Purpose: High doses of ionizing radiation in radiotherapy can elicit undesirable side effects to the skin. Proton minibeam radiotherapy (pMBRT) may circumvent such limitations due to tissue-sparing effects observed at the macro scale. Here, we mapped DNA damage dynamics in a 3D tissue context at the sub-cellular level.
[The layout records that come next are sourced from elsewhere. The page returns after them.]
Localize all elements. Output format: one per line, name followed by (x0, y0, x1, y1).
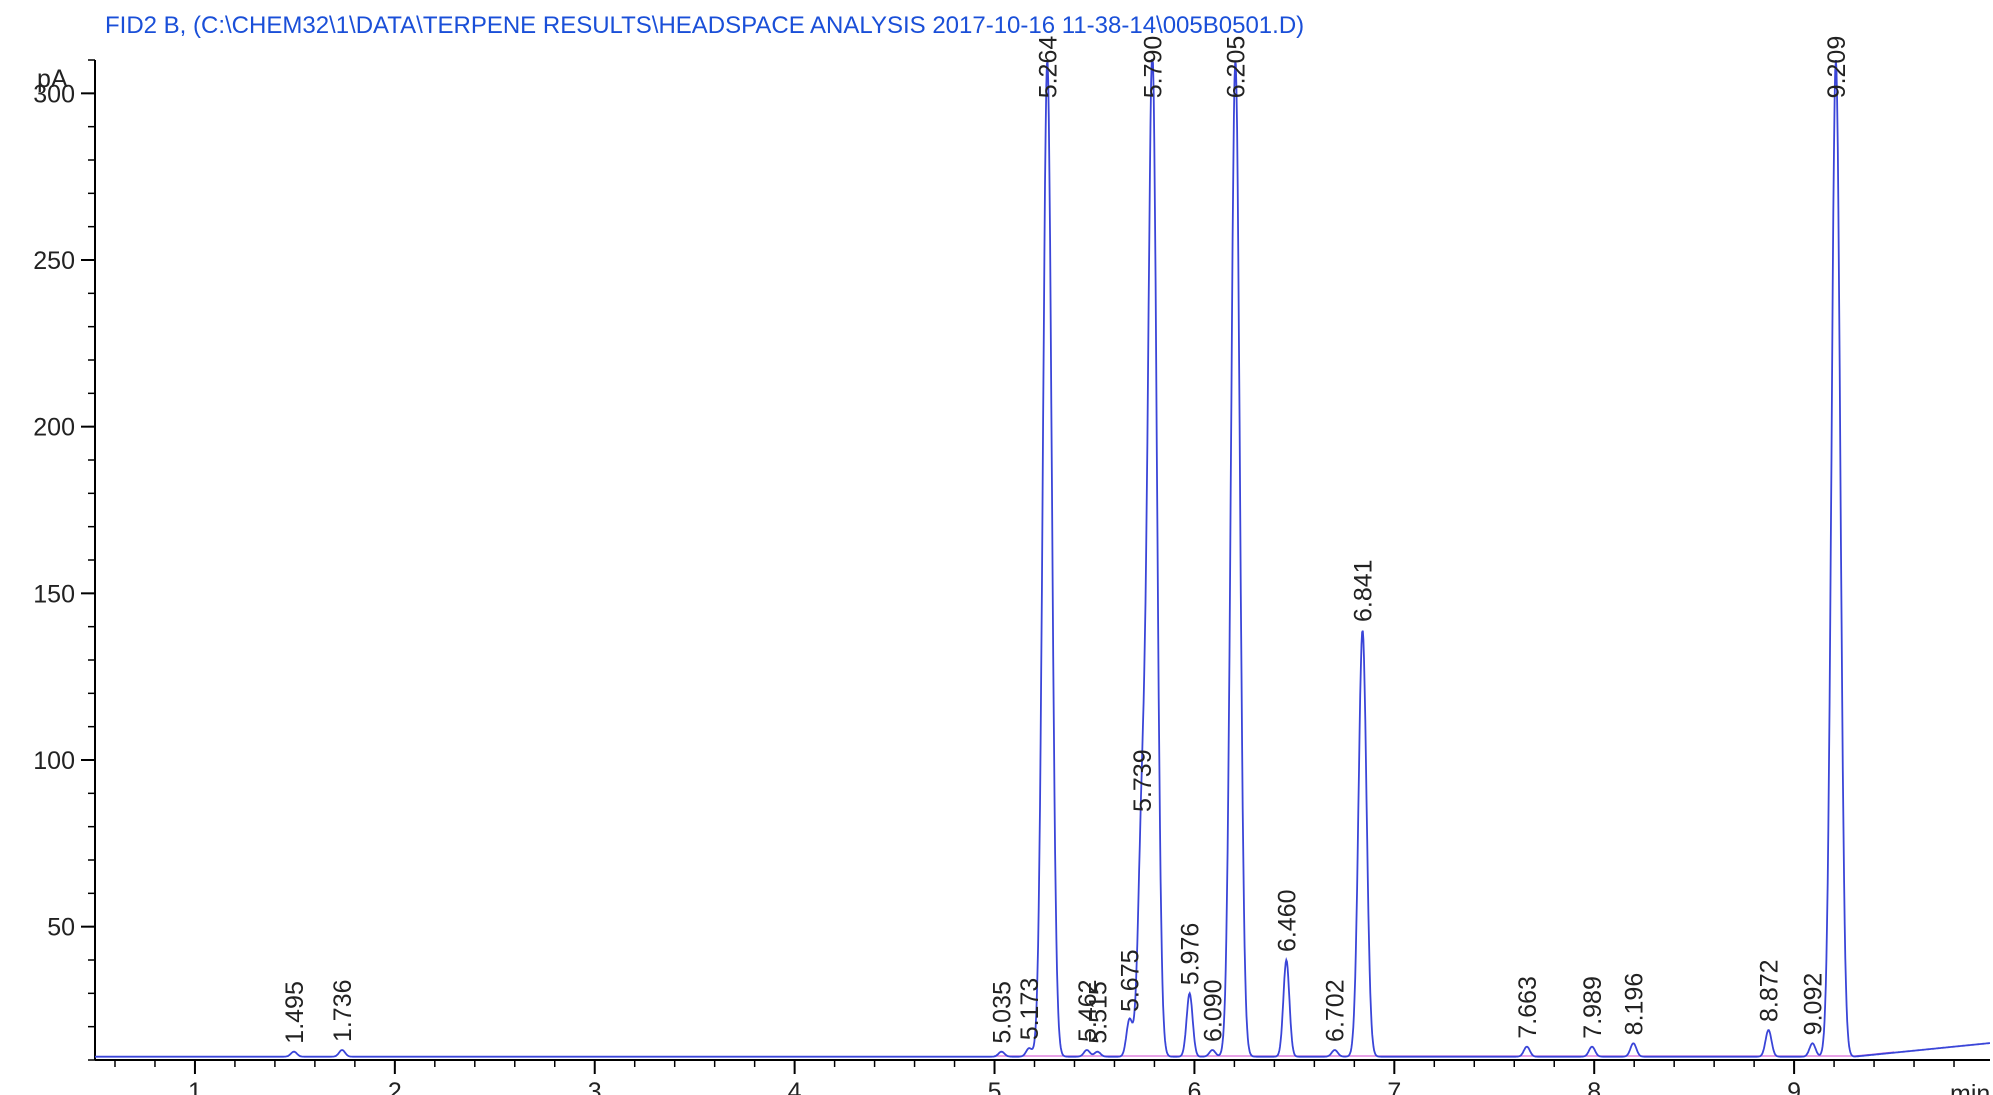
x-tick-label: 3 (588, 1078, 602, 1095)
integration-baseline (994, 1051, 1895, 1057)
peak-label: 5.515 (1084, 981, 1112, 1044)
peak-labels: 1.495 1.736 5.035 5.173 5.264 5.4625.5155.675… (281, 36, 1851, 1044)
peak-label: 7.989 (1579, 976, 1607, 1039)
x-tick-label: 2 (388, 1078, 402, 1095)
peak-label: 6.205 (1222, 36, 1250, 99)
x-tick-label: 9 (1787, 1078, 1801, 1095)
peak-label: 5.976 (1177, 923, 1205, 986)
signal-trace (95, 59, 1990, 1058)
peak-label: 6.841 (1350, 559, 1378, 622)
x-tick-label: 8 (1587, 1078, 1601, 1095)
y-tick-label: 300 (33, 80, 75, 108)
peak-label: 1.495 (281, 981, 309, 1044)
peak-label: 9.092 (1800, 973, 1828, 1036)
peak-label: 6.090 (1199, 979, 1227, 1042)
x-tick-label: 7 (1387, 1078, 1401, 1095)
y-tick-label: 200 (33, 414, 75, 442)
peak-label: 7.663 (1514, 976, 1542, 1039)
y-tick-label: 250 (33, 247, 75, 275)
peak-label: 5.173 (1016, 978, 1044, 1041)
peak-label: 5.790 (1139, 36, 1167, 99)
peak-label: 8.196 (1620, 973, 1648, 1036)
chart-title: FID2 B, (C:\CHEM32\1\DATA\TERPENE RESULT… (105, 12, 1305, 39)
x-tick-label: 1 (188, 1078, 202, 1095)
peak-label: 5.264 (1034, 36, 1062, 99)
peak-label: 6.460 (1273, 889, 1301, 952)
chromatogram-trace (95, 59, 1990, 1058)
peak-label: 5.035 (988, 981, 1016, 1044)
x-axis-unit-label: min (1950, 1080, 1990, 1095)
y-tick-label: 150 (33, 580, 75, 608)
peak-label: 1.736 (329, 979, 357, 1042)
y-tick-label: 50 (47, 914, 75, 942)
x-tick-label: 5 (988, 1078, 1002, 1095)
peak-label: 6.702 (1322, 979, 1350, 1042)
y-axis-unit-label: pA (37, 65, 68, 93)
x-tick-label: 4 (788, 1078, 802, 1095)
peak-label: 5.675 (1117, 949, 1145, 1012)
y-tick-label: 100 (33, 747, 75, 775)
tick-marks: 50 100 150 200 250 300 1 2 3 4 5 6 7 8 9 (33, 59, 1955, 1095)
peak-label: 9.209 (1823, 36, 1851, 99)
peak-label: 8.872 (1756, 959, 1784, 1022)
peak-label: 5.739 (1129, 749, 1157, 812)
x-tick-label: 6 (1187, 1078, 1201, 1095)
peak-label: 5.462 (1074, 979, 1102, 1042)
baseline-line (994, 1051, 1895, 1057)
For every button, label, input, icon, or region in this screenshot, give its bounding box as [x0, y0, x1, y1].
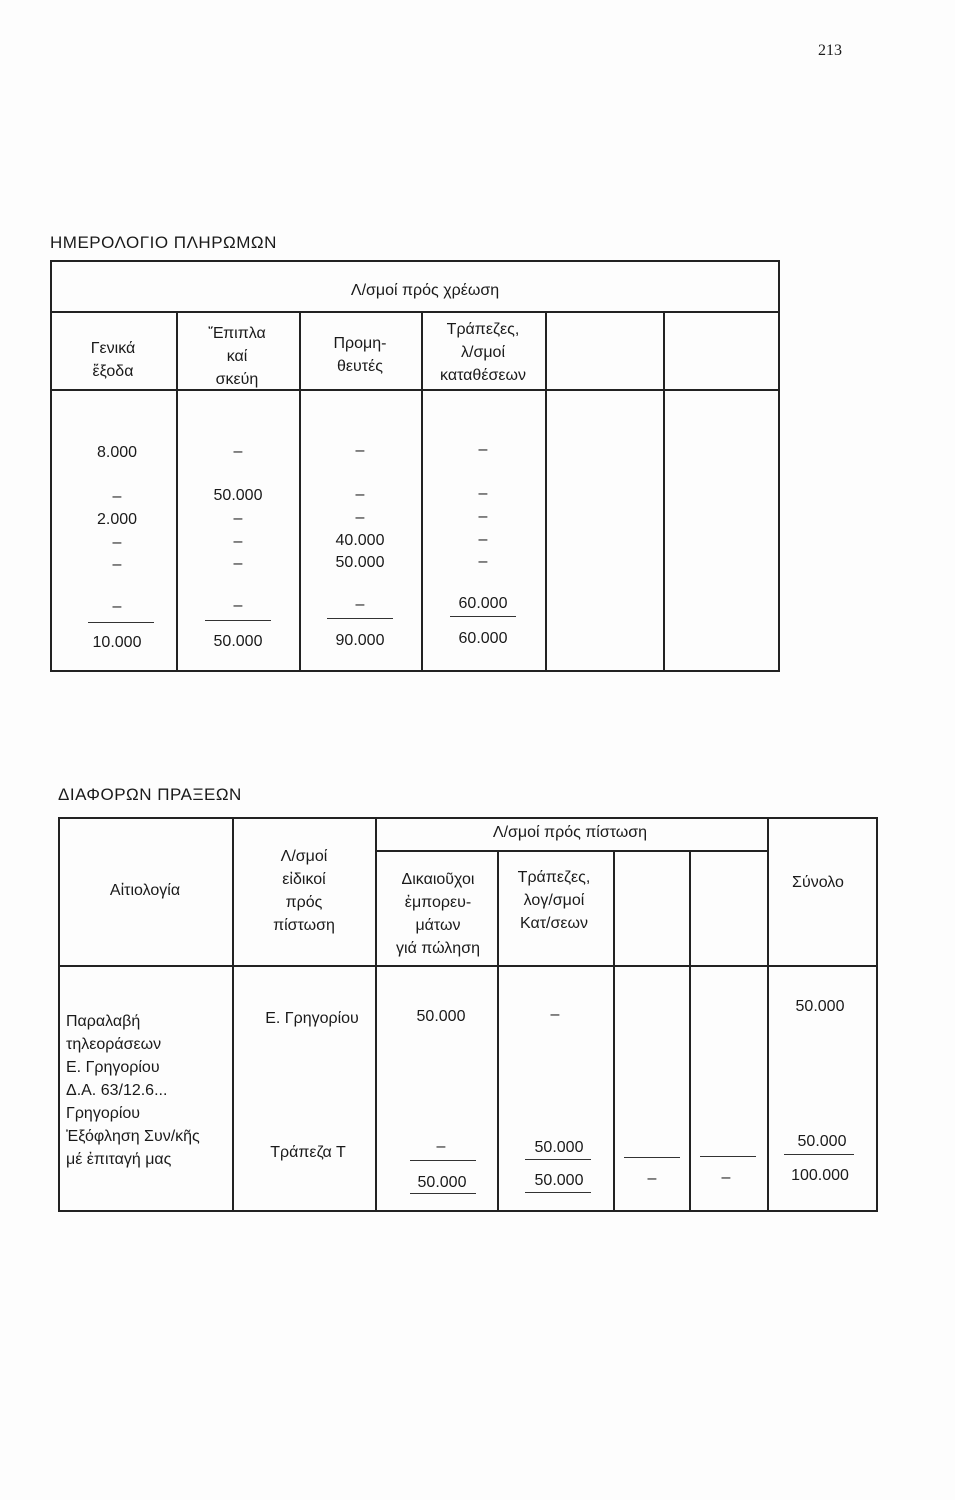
column-header: Τράπεζες, λ/σμοί καταθέσεων — [440, 321, 526, 384]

Methods: Epidermis models were irradiated with planar proton minibeams of 66 mu m, 408 mu m and 920 mu m widths and inter-beam-distances of 2.5 mm at an average dose of 2 Gy using the scanning-ion-microscope SNAKE in Garching, GER. gamma-H2AX + 53BP1 and cleaved-caspase-3 immunostaining revealed dsDNA damage and cell death, respectively, in time courses from 0.5 to 72 h after irradiation. Results: Focused 66 mu m pMBRT induced sharply localized severe DNA damage (pan-gamma-H2AX) in cells at the dose peaks, while damage in the dose valleys was similar to sham control. pMBRT with 408 mu m and 920 mu m minibeams induced DSB foci in all cells. At 72 h after irradiation, DNA damage had reached sham levels, indicating successful DNA repair. Increased frequencies of active-caspase-3 and pan-gamma-H2AX-positive cells revealed incipient cell death at late time points. Conclusions: The spatially confined distribution of DNA damage appears to underlie the tissue-sparing effect after focused pMBRT. Thus, pMBRT may be the method of choice in radiotherapy to reduce side effects to the skin.

Automated summary

Proton minibeam radiotherapy (pMBRT) can achieve tissue-sparing effects at the sub-cellular level, reducing side effects to the skin, and successfully repairing DNA damage.